Every time the Police pick him up after finding him wandering the highway bound for Nebraska, his son David has to take him back home again to face the wrath of Kate, Woody’s very angry wife. Initially David, worried that his father is losing his mind with his obsessional quest, also pleads with him to see sense, but after a while, concedes that he will help Woody regardless, if for no other reason than to take a break from his own rather sad disappointed life.
He offers to drive Woody as he had lost his licence some years ago, and the two set off on the long road trip. Down through Wyoming and South Dakota until they make a pit-stop in Woody’s old hometown of Hawthorne. Paying a visit to his older brothers ramshackle home, it is obvious that Woody is not the only male in the family that grunts in monosyllables as a way of conversation.
Word soon leaks out in this close community of Woody’s impending newly found riches and he becomes the talk of this very small town. He is happy to bask in this new celebrity even though it brings out his ex-partner and untold family members who are keen to stake their claim on the winnings. Any attempt by David to explain the reality behind Woody’s expectations is met with derision, but he does at least get to meet people from his father’s past ….such as an ex girlfriend …. and for once actually starts to learn something about his taciturn father.

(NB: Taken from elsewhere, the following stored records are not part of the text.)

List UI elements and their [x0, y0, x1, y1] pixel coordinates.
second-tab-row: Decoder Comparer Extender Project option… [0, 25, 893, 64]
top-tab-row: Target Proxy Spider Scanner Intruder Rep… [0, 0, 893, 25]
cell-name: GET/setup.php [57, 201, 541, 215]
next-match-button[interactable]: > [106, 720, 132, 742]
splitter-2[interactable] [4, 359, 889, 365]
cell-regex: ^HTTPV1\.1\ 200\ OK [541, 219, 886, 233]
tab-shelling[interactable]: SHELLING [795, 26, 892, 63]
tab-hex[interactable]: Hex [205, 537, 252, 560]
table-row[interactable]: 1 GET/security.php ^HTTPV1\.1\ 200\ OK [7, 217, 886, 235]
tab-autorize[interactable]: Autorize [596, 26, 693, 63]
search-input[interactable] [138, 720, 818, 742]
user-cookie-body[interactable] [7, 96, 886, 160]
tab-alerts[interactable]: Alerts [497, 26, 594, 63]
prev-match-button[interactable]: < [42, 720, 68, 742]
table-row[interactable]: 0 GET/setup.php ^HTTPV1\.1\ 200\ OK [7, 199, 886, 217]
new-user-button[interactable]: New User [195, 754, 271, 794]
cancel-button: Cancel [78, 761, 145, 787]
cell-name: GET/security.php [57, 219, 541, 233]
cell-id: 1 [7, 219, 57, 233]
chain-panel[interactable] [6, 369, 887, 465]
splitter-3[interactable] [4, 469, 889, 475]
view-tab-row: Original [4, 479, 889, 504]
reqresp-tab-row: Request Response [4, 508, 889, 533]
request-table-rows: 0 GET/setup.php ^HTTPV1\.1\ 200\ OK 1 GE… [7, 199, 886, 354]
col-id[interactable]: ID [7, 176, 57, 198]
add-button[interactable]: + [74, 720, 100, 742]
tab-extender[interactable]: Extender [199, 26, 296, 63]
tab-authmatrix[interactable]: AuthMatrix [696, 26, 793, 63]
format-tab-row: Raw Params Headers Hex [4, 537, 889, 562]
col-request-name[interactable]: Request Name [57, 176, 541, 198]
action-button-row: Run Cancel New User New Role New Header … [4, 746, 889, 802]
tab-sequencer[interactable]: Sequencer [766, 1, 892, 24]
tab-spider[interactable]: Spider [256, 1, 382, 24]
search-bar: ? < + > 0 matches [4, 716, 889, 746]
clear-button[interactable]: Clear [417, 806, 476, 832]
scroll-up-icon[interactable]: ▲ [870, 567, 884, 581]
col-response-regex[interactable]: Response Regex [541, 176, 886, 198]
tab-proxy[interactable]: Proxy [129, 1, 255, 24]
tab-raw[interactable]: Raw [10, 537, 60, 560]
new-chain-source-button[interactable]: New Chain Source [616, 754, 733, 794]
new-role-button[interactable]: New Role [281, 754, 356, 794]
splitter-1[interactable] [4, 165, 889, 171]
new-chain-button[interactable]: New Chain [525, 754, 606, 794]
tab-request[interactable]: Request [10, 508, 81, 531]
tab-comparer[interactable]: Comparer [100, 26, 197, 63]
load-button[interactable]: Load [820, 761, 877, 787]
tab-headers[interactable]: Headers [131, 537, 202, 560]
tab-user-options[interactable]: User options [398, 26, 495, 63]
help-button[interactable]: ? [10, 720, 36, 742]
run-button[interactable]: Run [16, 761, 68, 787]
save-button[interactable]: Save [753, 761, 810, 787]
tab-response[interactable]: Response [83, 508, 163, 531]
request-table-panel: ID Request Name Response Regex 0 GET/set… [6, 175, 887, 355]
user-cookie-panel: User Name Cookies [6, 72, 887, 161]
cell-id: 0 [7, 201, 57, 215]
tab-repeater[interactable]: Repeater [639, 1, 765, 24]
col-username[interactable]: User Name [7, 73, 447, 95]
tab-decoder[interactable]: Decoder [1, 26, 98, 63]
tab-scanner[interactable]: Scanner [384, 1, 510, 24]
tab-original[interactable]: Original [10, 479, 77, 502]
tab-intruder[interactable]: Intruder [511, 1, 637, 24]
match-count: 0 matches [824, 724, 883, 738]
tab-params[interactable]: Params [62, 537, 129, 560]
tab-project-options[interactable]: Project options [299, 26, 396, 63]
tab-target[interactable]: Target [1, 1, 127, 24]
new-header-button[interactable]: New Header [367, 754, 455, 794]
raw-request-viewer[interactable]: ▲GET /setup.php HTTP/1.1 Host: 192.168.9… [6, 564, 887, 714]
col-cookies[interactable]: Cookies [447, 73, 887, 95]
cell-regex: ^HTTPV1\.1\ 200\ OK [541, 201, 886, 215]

Kate and Woody’s other son Ross reluctantly rejoin them for the final part of the trip, and even though they all believe in its futility, have some how started to find a closeness as family that never exsited before. Kate is always relentless tough on Woody, but when she lets her potty mouth lose on their money grabbing relatives, she gives an impassioned speech on what a good man he is, that suddenly reveals another side of her and their relationship.
This simple story completely engages from the start and so that you cannot avoid being invested in its outcome, which is far less about the $1 million itself but what the journey does to the dynamics of this family.

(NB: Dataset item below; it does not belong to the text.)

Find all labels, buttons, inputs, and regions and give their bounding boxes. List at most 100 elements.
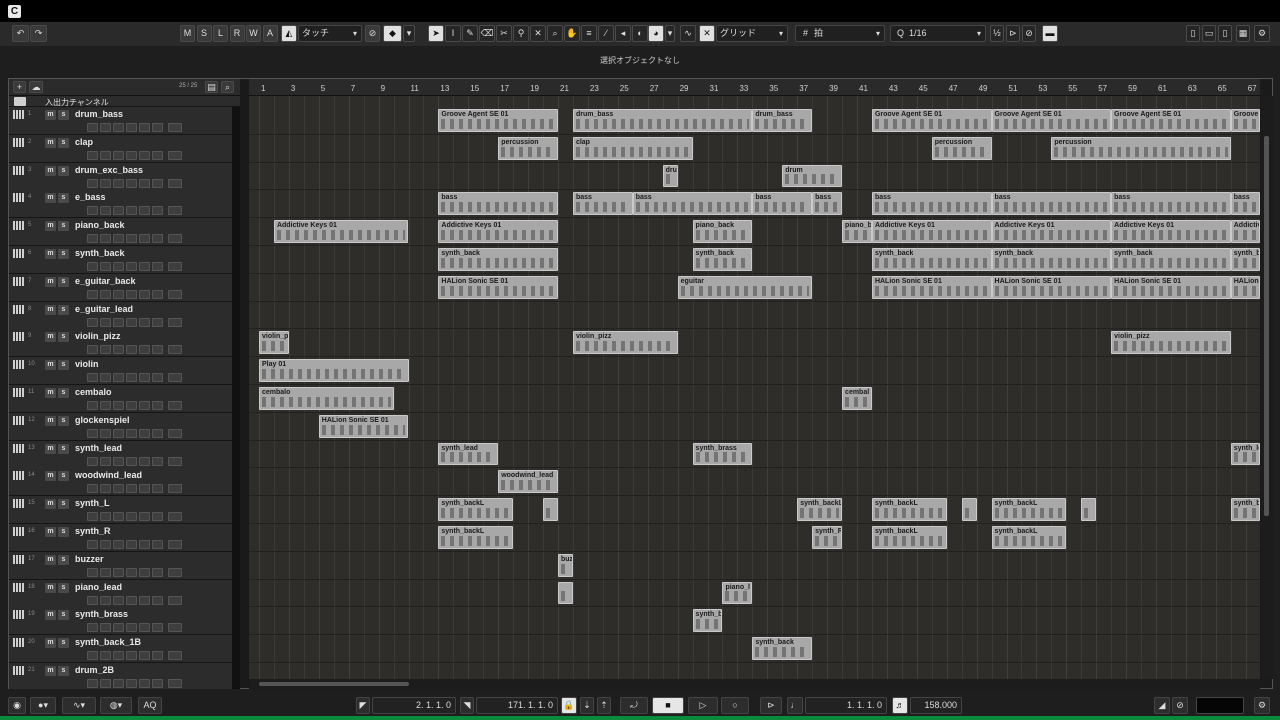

This glorious new movie from Alexander Payne (‘Sideways’ ‘The Descendents’) shot in austere back and white is set in the present but with its vistas of near-abandoned farmland and its dilapidated struggling small mid-west towns that have been decimated by the economic climate, gives it feeling of a bygone America from another era. Woody just seems like another victim of a world that has simply passed him by.
Besides the immediate family, the story is peppered with some totally glorious but completely droll plain-speaking mid-westerners who unwittingly add a rich layer of humor and warmth to this tale. They may appear as if time has stopped still for them as they seem as discarded as the land that they used to farm but some how that doesn’t worry any of them.
Payne could not have hired a better cast. Bruce Dern with his weather-beaten face looking perpetually dazed gave a career defining performance as Woody. He was so full of self-loathing and real indignation and cantankerous as ever when he believed that people had misjudged him, and they all did. In a far from easy role as the son who had also fallen way short of his own expectations, let alone his father’s, Will Forte(ex SNL) was perfect as David in a part that I would never have previously imagined him for. And I totally loved June Squibb(‘About Schmidt’) as put upon Kate who barely had a good word to say about anyone.
This was the first time that Mr Payne was working from a script written by someone other than himself (Bob Nelson). It was also the first time he made a movie in his home state which judging from this he obviously felt the need to leave as soon as he could. Making ‘Woody’ make the journey there was a profound reflective look at what he left behind.